# Minimum Substrate Depth for carpet plant?



## klibs (May 1, 2014)

no I would go at least 2" at the very least

However monte carlo does not really root down too deep so it is not as big of a deal than vs if you had stem plants or heavy root feeders. I still stick to my minimum of 2" as a best practice though


----------



## chriscashhh (Feb 4, 2016)

klibs said:


> no I would go at least 2" at the very least
> 
> However monte carlo does not really root down too deep so it is not as big of a deal than vs if you had stem plants or heavy root feeders.

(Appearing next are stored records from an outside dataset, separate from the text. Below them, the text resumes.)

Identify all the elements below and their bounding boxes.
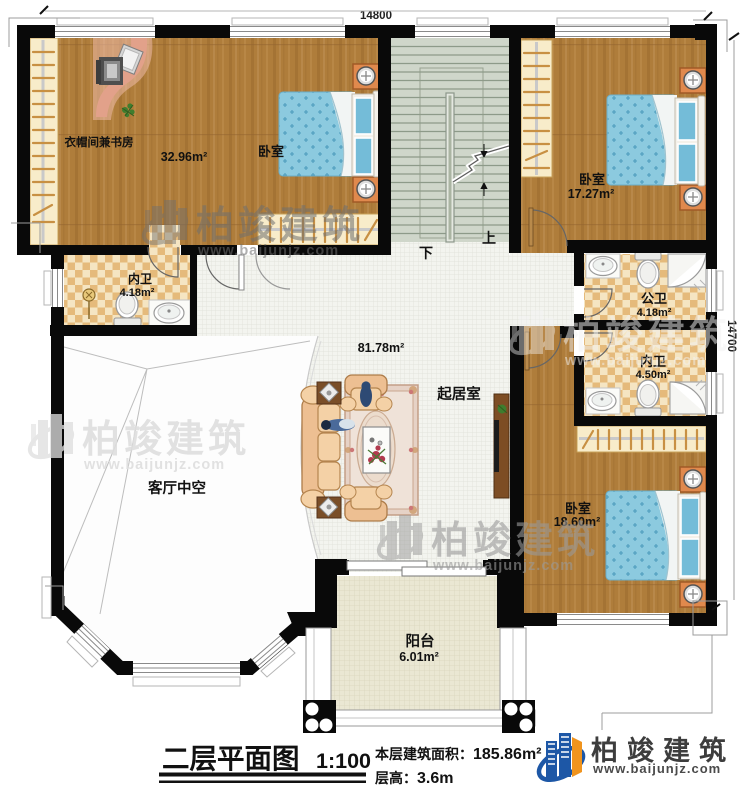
svg-text:下: 下	[419, 245, 433, 261]
svg-text:二层平面图: 二层平面图	[162, 743, 300, 774]
svg-text:起居室: 起居室	[436, 385, 481, 403]
svg-text:卧室: 卧室	[579, 172, 605, 187]
svg-text:阳台: 阳台	[406, 632, 435, 650]
svg-text:卧室: 卧室	[565, 501, 591, 516]
svg-text:4.50m²: 4.50m²	[636, 369, 671, 381]
svg-text:内卫: 内卫	[128, 271, 152, 286]
svg-text:81.78m²: 81.78m²	[358, 341, 405, 355]
svg-text:上: 上	[482, 230, 496, 246]
svg-text:1:100: 1:100	[316, 749, 371, 773]
svg-text:17.27m²: 17.27m²	[568, 187, 615, 201]
svg-text:6.01m²: 6.01m²	[399, 650, 439, 664]
svg-text:层高：3.6m: 层高：3.6m	[375, 770, 453, 787]
svg-text:衣帽间兼书房: 衣帽间兼书房	[65, 135, 134, 149]
svg-text:32.96m²: 32.96m²	[161, 150, 208, 164]
svg-text:本层建筑面积：185.86m²: 本层建筑面积：185.86m²	[375, 746, 542, 763]
svg-text:4.18m²: 4.18m²	[120, 287, 155, 299]
svg-text:卧室: 卧室	[258, 144, 284, 159]
svg-text:公卫: 公卫	[641, 291, 667, 306]
svg-text:14800: 14800	[360, 10, 392, 22]
svg-text:客厅中空: 客厅中空	[147, 479, 206, 497]
svg-text:www.baijunjz.com: www.baijunjz.com	[592, 761, 721, 776]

I still stick to my minimum of 2" as a best practice though


Thank you.


----------



## Hoppy (Dec 24, 2005)

I would have no qualms at all about using 1 inch of substrate if all I wanted to grow was HC or a similar carpet plant. I suspect even a half inch would work, except for the stirring of the substrate by some fish, and water currents.


----------



## Kathyy (Feb 22, 2010)

Agreed, most carpet plants don't need much depth. I have 1/2" of Amazonia at the sides of the tank and hairgrass is growing just fine up to the tank side. It is overgrowing itself but not lifting out of the Amazonia. I couldn't plant it in substrate that shallow though, I need a couple inches to pull the plants down into the substrate.


----------



## Padres1234 (Jan 13, 2016)

Does glosso need 2" of depth? I feel like 1" is plenty


----------